Oss, Dublin, Los Angeles, January 21, – Three small molecule HER2 tyrosine kinase inhibitors have been approved for breast cancer treatment by the US Food and Drug Administration: lapatinib, neratinib and tucatinib. HER2-positive status is the only approved patient selection and clinical marker of response to these inhibitors. Novel biomarkers are required to define beneficial patient populations.
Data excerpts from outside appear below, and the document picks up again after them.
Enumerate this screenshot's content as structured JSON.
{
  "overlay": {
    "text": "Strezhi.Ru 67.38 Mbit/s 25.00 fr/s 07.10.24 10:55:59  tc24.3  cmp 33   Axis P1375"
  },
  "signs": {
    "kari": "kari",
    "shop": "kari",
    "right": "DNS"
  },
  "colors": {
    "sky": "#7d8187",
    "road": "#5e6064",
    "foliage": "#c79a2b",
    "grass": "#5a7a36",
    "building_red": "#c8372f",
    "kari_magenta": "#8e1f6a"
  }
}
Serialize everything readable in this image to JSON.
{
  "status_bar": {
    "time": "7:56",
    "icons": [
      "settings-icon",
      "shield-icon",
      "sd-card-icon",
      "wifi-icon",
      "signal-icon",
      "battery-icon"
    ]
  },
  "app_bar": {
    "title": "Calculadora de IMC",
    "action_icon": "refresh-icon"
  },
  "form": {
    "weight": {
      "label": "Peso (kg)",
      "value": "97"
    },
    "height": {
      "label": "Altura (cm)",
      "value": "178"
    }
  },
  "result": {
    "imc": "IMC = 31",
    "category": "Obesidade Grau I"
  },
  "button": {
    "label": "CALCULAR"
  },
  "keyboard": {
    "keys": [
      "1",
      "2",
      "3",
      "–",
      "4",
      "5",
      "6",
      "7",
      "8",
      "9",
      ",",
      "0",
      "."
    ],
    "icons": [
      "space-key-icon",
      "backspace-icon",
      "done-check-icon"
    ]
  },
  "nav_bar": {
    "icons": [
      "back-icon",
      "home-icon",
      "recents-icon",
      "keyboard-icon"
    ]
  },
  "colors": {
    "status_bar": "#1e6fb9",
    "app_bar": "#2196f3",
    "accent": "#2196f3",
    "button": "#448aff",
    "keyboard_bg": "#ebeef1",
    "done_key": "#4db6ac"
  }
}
In a recent study published in British Journal of Cancer, Conlon et al. (2021) present a direct comparison of the anti-proliferative effects of the three inhibitors on a panel of 115 cancer cell lines. All three were effective against HER2-amplified breast cancer models; neratinib showing the most potent activity, followed by tucatinib then lapatinib. Neratinib displayed the greatest activity in HER2– and EGFR-mutant cells.
To determine the overall similarities and differences of the three HER2 tyrosine kinase inhibitors and other anti-cancer agents, Conlon et al. compared inhibitor IC50 fingerprints in the cancer cell line proliferation assays with those of 168 reference agents, including cytotoxic chemotherapeutics and many targeted inhibitors with diverse mechanisms of action (Uitdehaag et al., 2016). The IC50 profiles of the three HER2 tyrosine kinase inhibitors showed significant similarity with other tyrosine kinase inhibitors and not with cytotoxic drugs, confirming the selective nature of the therapies (see illustration on top).
The article by Conlon et al. also describes the identification of novel biomarkers of HER2 kinase inhibitor response. These were identified by correlating the anti-proliferative activity of the three HER2 inhibitors across the 115 cell line panel in an unbiased manner to mutations or copy number variations in well-known oncogenes and tumour-suppressor genes and basal expression levels of 18,900 genes. Neratinib was the most effective HER2-targeted tyrosine kinase inhibitor against ERBB2-amplified, -mutant, and EGFR-mutant cell lines. This analysis revealed novel resistance mechanisms that may be exploited using combinatorial strategies.